July 18, 2016 3 min read
We get a lot of people asking us “What’s with the name? Chunky Armadillo?”
Yeah, it’s an eyebrow-raiser, we know. That’s sort of the idea.
Chunky Armadillo was concepted in Dallas, TX while our founder and stylist Melanie Hutchins was holding a day job in IT sales and flipping renovated houses on the weekends. She’s a southern girl in spirit and soul, so her style and fashion sense draws a lot from the funky, off-beat tones of the south and its eclectic mix of urban country and new boho. “I wanted to stand out and be different,” Melanie says. “That’s what this is for me; a creative outlet and a message to the world that you can be funky and weird and cool, and that’s okay! Just be you!”
Like many artists who have to hold down a day job, while Melanie was sitting in her stale, air-conditioned office making sales calls for software companies, she was quietly dreaming up outlandish outfits and upcycled furniture that spoke to her idea of free-spirited living and creative flair. She and her husband, Paul, found their first outlet for this by flipping homes.
“We’d buy old dilapidated places for cheap and build them up to resell,” she explains. “I’d come home from the office and tell him ‘knock out this wall’ and we’d do it that evening. I’d go back to work the next day where I was just miserable and my creative side was fighting to get out, ya know?”
The couple enjoyed the house flipping and, while doing so, Melanie discovered a hidden decorating talent that stemmed from hunting down treasures, taking junk and making it into something functional and cool. The first iteration of Chunky Armadillo was a boutique booth in the Frisco Mercantile, a craft and antique mall in Frisco, Texas. “Raw talent in there,” Melanie adds. “People doing all kinds of beautiful crafts and stuff. But we saw a missing component. There just wasn’t enough industrial, urban design going on. It was all doilies and cottage charm. So we made pallet swings and mirrors made from shims we got at Home Depot. We made old truck springs into lamps. Just a really vintage, rustic, industrial throwback.”
The concepts and creations Melanie and her husband were turning out were such a success at the Mercantile, she decided it was time to take things to the next level. This was her calling, after all. She was sure of it.

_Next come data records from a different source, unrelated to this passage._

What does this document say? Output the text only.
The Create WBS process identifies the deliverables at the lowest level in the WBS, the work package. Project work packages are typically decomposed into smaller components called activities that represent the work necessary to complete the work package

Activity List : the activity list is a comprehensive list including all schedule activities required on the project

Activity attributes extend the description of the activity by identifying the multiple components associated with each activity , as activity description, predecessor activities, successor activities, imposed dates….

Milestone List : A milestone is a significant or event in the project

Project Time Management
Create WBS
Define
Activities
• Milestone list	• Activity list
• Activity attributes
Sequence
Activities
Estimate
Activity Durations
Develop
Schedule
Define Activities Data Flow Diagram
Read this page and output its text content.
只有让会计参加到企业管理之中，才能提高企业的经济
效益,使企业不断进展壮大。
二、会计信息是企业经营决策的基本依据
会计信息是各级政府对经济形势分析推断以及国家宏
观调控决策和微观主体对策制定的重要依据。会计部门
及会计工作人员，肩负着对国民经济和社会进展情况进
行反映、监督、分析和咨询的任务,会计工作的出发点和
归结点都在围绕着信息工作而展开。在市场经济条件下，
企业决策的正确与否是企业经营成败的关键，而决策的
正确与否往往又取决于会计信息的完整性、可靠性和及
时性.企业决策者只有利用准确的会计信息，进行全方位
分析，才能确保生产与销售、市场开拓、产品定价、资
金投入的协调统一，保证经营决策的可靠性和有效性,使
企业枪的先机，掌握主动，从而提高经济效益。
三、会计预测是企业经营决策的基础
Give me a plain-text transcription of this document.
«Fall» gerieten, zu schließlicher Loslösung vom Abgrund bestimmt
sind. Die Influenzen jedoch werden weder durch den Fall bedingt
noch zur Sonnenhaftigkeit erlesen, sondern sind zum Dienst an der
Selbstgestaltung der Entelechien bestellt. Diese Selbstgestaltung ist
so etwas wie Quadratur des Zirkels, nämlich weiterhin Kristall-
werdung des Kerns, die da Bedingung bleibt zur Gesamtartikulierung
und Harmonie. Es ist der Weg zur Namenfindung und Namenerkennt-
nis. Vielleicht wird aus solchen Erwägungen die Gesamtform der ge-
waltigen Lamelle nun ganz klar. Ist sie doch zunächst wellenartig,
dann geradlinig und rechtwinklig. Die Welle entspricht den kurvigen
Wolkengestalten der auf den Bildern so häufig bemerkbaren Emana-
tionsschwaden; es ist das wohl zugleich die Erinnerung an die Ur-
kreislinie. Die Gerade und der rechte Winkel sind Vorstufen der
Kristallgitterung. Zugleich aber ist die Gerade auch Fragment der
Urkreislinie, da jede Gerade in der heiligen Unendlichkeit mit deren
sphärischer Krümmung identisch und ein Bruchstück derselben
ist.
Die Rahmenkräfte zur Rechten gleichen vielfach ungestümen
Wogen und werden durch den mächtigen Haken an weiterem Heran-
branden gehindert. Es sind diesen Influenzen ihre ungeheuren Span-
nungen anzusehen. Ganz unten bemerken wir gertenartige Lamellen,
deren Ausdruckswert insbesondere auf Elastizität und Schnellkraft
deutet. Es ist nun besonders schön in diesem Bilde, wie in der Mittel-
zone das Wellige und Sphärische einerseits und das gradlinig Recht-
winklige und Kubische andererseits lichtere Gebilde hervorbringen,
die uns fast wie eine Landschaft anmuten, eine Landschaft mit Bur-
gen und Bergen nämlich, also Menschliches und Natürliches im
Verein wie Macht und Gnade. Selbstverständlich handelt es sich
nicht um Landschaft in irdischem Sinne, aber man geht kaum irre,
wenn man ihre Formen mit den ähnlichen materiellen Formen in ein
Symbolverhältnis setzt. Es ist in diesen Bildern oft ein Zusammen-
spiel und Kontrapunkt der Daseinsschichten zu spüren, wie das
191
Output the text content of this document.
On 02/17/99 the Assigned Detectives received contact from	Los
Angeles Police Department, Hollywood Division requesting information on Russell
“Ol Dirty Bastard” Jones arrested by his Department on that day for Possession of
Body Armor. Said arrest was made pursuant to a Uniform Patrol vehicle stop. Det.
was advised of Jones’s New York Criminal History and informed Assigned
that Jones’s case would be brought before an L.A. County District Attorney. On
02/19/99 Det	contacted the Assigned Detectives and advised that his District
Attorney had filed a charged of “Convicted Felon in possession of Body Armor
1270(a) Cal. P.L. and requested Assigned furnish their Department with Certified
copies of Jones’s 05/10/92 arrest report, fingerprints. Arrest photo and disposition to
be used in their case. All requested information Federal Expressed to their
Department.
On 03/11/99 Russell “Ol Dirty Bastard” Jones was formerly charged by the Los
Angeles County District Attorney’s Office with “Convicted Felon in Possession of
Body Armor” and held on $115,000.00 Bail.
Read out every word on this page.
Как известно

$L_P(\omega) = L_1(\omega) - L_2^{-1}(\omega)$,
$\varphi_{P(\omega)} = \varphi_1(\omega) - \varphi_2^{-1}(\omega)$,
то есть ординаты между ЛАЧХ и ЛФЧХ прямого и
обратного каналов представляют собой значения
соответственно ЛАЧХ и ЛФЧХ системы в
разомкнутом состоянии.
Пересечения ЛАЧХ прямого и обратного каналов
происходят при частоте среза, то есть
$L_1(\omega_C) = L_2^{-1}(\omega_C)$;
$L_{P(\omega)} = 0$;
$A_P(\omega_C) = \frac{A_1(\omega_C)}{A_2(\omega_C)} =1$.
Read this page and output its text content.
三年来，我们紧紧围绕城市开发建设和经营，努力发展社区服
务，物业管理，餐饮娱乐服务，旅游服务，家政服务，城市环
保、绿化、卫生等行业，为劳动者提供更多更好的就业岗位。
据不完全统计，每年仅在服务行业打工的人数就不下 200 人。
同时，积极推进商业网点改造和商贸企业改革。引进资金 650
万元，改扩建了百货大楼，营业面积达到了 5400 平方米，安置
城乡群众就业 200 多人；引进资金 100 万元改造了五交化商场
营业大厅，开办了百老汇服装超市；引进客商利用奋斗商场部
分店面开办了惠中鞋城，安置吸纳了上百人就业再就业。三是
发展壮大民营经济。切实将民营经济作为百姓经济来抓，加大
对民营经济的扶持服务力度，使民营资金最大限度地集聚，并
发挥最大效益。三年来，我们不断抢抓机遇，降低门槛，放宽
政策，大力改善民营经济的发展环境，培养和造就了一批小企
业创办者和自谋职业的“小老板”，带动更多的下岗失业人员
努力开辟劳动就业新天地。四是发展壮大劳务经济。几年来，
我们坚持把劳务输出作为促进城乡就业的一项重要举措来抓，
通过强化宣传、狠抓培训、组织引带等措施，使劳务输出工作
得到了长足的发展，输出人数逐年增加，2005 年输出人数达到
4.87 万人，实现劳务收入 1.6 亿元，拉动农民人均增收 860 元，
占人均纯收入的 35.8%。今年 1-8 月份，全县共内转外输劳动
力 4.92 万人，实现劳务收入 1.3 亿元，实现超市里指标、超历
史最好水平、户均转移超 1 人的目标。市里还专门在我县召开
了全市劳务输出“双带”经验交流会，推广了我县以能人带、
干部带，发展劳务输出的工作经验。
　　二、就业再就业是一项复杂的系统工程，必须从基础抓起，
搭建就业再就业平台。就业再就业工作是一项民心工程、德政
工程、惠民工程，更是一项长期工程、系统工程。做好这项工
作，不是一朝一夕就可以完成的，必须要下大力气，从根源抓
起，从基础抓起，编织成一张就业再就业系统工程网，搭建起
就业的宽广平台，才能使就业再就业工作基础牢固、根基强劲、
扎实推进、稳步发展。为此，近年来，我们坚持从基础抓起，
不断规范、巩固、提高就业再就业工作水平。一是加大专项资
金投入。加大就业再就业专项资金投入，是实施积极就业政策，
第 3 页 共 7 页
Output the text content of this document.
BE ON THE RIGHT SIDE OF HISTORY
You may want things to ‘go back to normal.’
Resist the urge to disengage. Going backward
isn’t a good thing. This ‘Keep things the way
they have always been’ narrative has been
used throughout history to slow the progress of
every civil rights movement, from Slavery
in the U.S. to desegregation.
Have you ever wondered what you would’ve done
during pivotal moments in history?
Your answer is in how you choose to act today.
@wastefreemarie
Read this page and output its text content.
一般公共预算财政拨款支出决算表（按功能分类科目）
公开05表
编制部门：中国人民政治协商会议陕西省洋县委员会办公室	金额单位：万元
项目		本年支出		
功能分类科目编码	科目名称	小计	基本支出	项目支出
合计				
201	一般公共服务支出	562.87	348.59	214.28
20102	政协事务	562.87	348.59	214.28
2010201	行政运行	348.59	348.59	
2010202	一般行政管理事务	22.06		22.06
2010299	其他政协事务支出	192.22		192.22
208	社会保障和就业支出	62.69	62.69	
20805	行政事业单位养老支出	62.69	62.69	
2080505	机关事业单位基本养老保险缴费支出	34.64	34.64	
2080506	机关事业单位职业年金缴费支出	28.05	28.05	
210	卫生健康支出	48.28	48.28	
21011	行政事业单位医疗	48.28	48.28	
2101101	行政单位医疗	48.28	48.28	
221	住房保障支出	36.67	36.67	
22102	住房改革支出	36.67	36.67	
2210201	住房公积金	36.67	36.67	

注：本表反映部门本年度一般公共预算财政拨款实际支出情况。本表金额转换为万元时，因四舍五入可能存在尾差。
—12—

Running that little booth inside a massive mall was a headache. Paul and Melanie had to bring their 5 year old daughter to the booth while they were trying to hang lights and set up. “We needed a support system to really do what we wanted,” Melanie tells. “So we moved to Columbus where our families are.”
Melanie describes her first impression of the Columbus fashion scene with a wry smile. “When I came here I just saw everyone wearing hoodies and Ugg boots and was like WTF?! Where is the unique style and individual creativity? I wanted to bring that wild, funky scene I had in the south to Columbus where the city is fresh and new and blowing up.”
“I shopped around for a space to open the shop forever,” she explains. “I had to write a business plan before I could do this. So I did an assessment of the whole short north area. Looked at who else is in the area. There were 4 or 5 shops that were doing well and could be considered competitors but I felt like what I was offering was a compliment to them instead of a direct competition.”
The other stores that so inspired her were Happy Go Lucky, Old World New Home, Elm and Iron, and Glean. She interviewed all of the owners of these places to get an idea of where her shop would stand in the community.
When asked how she’s doing, Melanie gives a humble shrug and smiles.
“It’s selling. It’s like people just want to be themselves. They’re tired of being told what to do and tired of being like everyone else. I like that, and I want to encourage it here in Columbus.”
It’s time to be you. No apologies. No regrets.